Article 32 when the company holds a general meeting of shareholders, distributes dividends, liquidates and engages in other acts that need to confirm the identity of shareholders, the board of directors or the convener of the general meeting of shareholders shall determine the equity registration date. The shareholders registered after the closing of the equity registration date are the shareholders with relevant rights and interests.

Article 33 shareholders of the company enjoy the following rights:

(I) receive dividends and other forms of benefit distribution according to the shares they hold;

(II) request, convene, preside over, attend or appoint shareholders’ agents to attend the general meeting of shareholders according to law, and exercise corresponding voting rights;

(III) supervise the operation of the company and put forward suggestions or questions;

(IV) transfer, gift or pledge its shares in accordance with laws, administrative regulations and the articles of Association;

(V) consult the articles of association, register of shareholders, stubs of corporate bonds, minutes of the general meeting of shareholders, resolutions of the board of directors, resolutions of the board of supervisors and financial and accounting reports;

(VI) when the company is terminated or liquidated, participate in the distribution of the remaining property of the company according to its share of shares;

(VII) if the shareholders’ general meeting requests the company to separate its shares, it shall make an objection to the company’s merger resolution;

(VIII) other rights stipulated by laws, administrative regulations, departmental rules or the articles of association.

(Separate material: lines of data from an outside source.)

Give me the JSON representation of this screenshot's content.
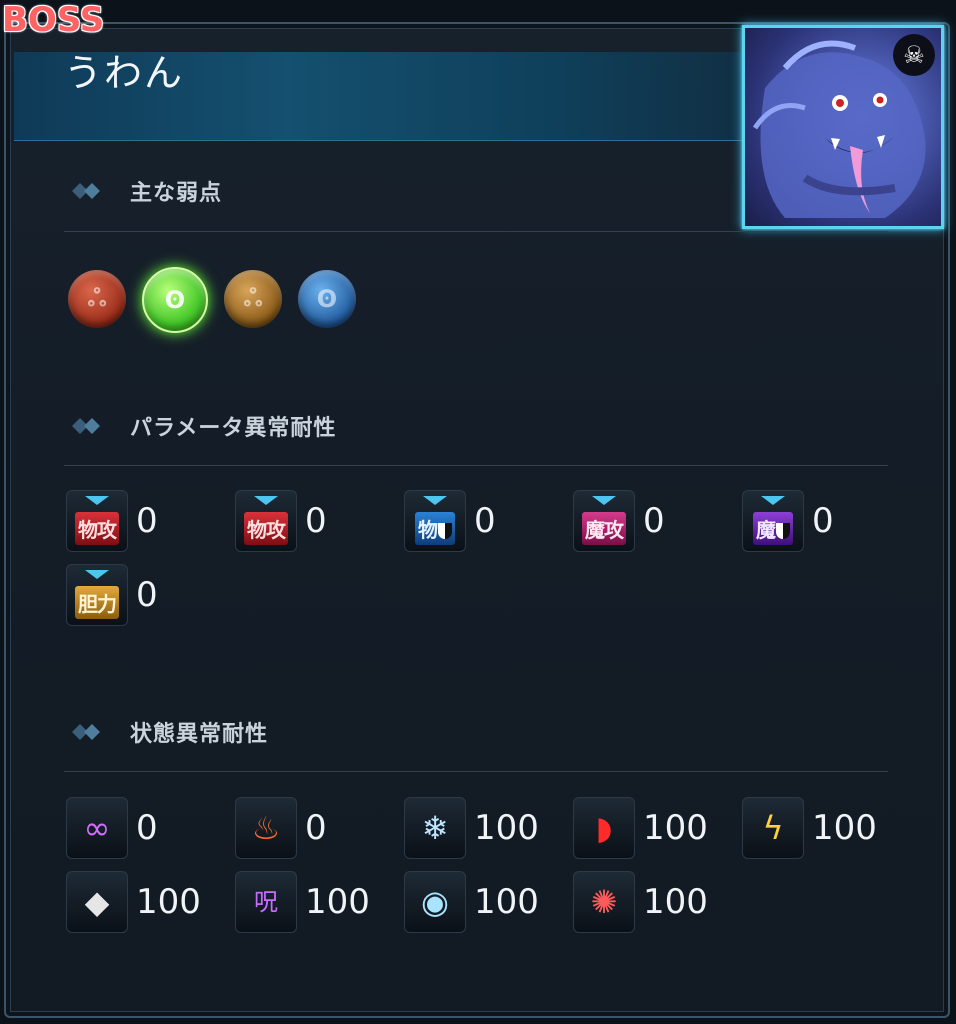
{
  "badge": "BOSS",
  "boss": {
    "name": "うわん"
  },
  "sections": {
    "weakness": {
      "title": "主な弱点",
      "icons": [
        {
          "element": "fire",
          "icon": "fire-element-orb-icon",
          "glyph": "ஃ",
          "highlighted": false
        },
        {
          "element": "wind",
          "icon": "wind-element-orb-icon",
          "glyph": "ʘ",
          "highlighted": true
        },
        {
          "element": "earth",
          "icon": "earth-element-orb-icon",
          "glyph": "ஃ",
          "highlighted": false
        },
        {
          "element": "water",
          "icon": "water-element-orb-icon",
          "glyph": "ʘ",
          "highlighted": false
        }
      ]
    },
    "param": {
      "title": "パラメータ異常耐性",
      "items": [
        {
          "icon": "phys-atk-down-icon",
          "label": "物攻",
          "color": "red",
          "value": "0"
        },
        {
          "icon": "phys-atk-down-icon",
          "label": "物攻",
          "color": "red",
          "value": "0"
        },
        {
          "icon": "phys-def-down-icon",
          "label": "物",
          "color": "blue",
          "shield": true,
          "value": "0"
        },
        {
          "icon": "mag-atk-down-icon",
          "label": "魔攻",
          "color": "pink",
          "value": "0"
        },
        {
          "icon": "mag-def-down-icon",
          "label": "魔",
          "color": "purple",
          "shield": true,
          "value": "0"
        },
        {
          "icon": "courage-down-icon",
          "label": "胆力",
          "color": "gold",
          "value": "0"
        }
      ]
    },
    "status": {
      "title": "状態異常耐性",
      "items": [
        {
          "icon": "charm-status-icon",
          "glyph": "∞",
          "color": "#d26cff",
          "value": "0"
        },
        {
          "icon": "burn-status-icon",
          "glyph": "♨",
          "color": "#ff6a2e",
          "value": "0"
        },
        {
          "icon": "freeze-status-icon",
          "glyph": "❄",
          "color": "#bfe6ff",
          "value": "100"
        },
        {
          "icon": "bleed-status-icon",
          "glyph": "◗",
          "color": "#ff2a2a",
          "value": "100"
        },
        {
          "icon": "paralysis-status-icon",
          "glyph": "ϟ",
          "color": "#ffd23b",
          "value": "100"
        },
        {
          "icon": "petrify-status-icon",
          "glyph": "◆",
          "color": "#e6e6e6",
          "value": "100"
        },
        {
          "icon": "curse-status-icon",
          "glyph": "呪",
          "color": "#c86bff",
          "value": "100"
        },
        {
          "icon": "blind-status-icon",
          "glyph": "◉",
          "color": "#a8e4ff",
          "value": "100"
        },
        {
          "icon": "confuse-status-icon",
          "glyph": "✺",
          "color": "#ff5a5a",
          "value": "100"
        }
      ]
    }
  }
}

Article 34 Where a shareholder proposes to consult the relevant information mentioned in the preceding article or ask for information, he shall provide the company with written documents proving the type and number of shares he holds in the company. After verifying the identity of the shareholder, the company shall provide it at the request of the shareholder.

Article 35 If the contents of the resolutions of the general meeting of shareholders and the board of directors of the company violate laws and administrative regulations, the shareholders have the right to request the people’s court to find them invalid.

If the convening procedures and voting methods of the general meeting of shareholders or the board of directors violate laws, administrative regulations or the articles of association, or the contents of the resolution violate the articles of association, the shareholders have the right to request the people’s court to revoke the resolution within 60 days from the date of making the resolution.

Article 36 If a director or senior manager violates laws, administrative regulations or the provisions of the articles of association when performing his duties and causes losses to the company, the shareholders who individually or jointly hold more than 1% of the shares of the company for more than 180 consecutive days have the right to request the board of supervisors in writing to bring a lawsuit to the people’s court; If the board of supervisors violates the provisions of laws, administrative regulations or the articles of association when performing its duties, resulting in losses to the company, the above-mentioned shareholders may request the board of directors in writing to bring a lawsuit to the people’s court.

If the board of supervisors or the board of directors refuses to bring a lawsuit after receiving the written request of the shareholders specified in the preceding paragraph, or fails to bring a lawsuit within 30 days from the date of receiving the request, or the situation is urgent and the failure to bring a lawsuit immediately will cause irreparable damage to the interests of the company, the shareholders specified in the preceding paragraph have the right to directly bring a lawsuit to the people’s court in their own name for the interests of the company.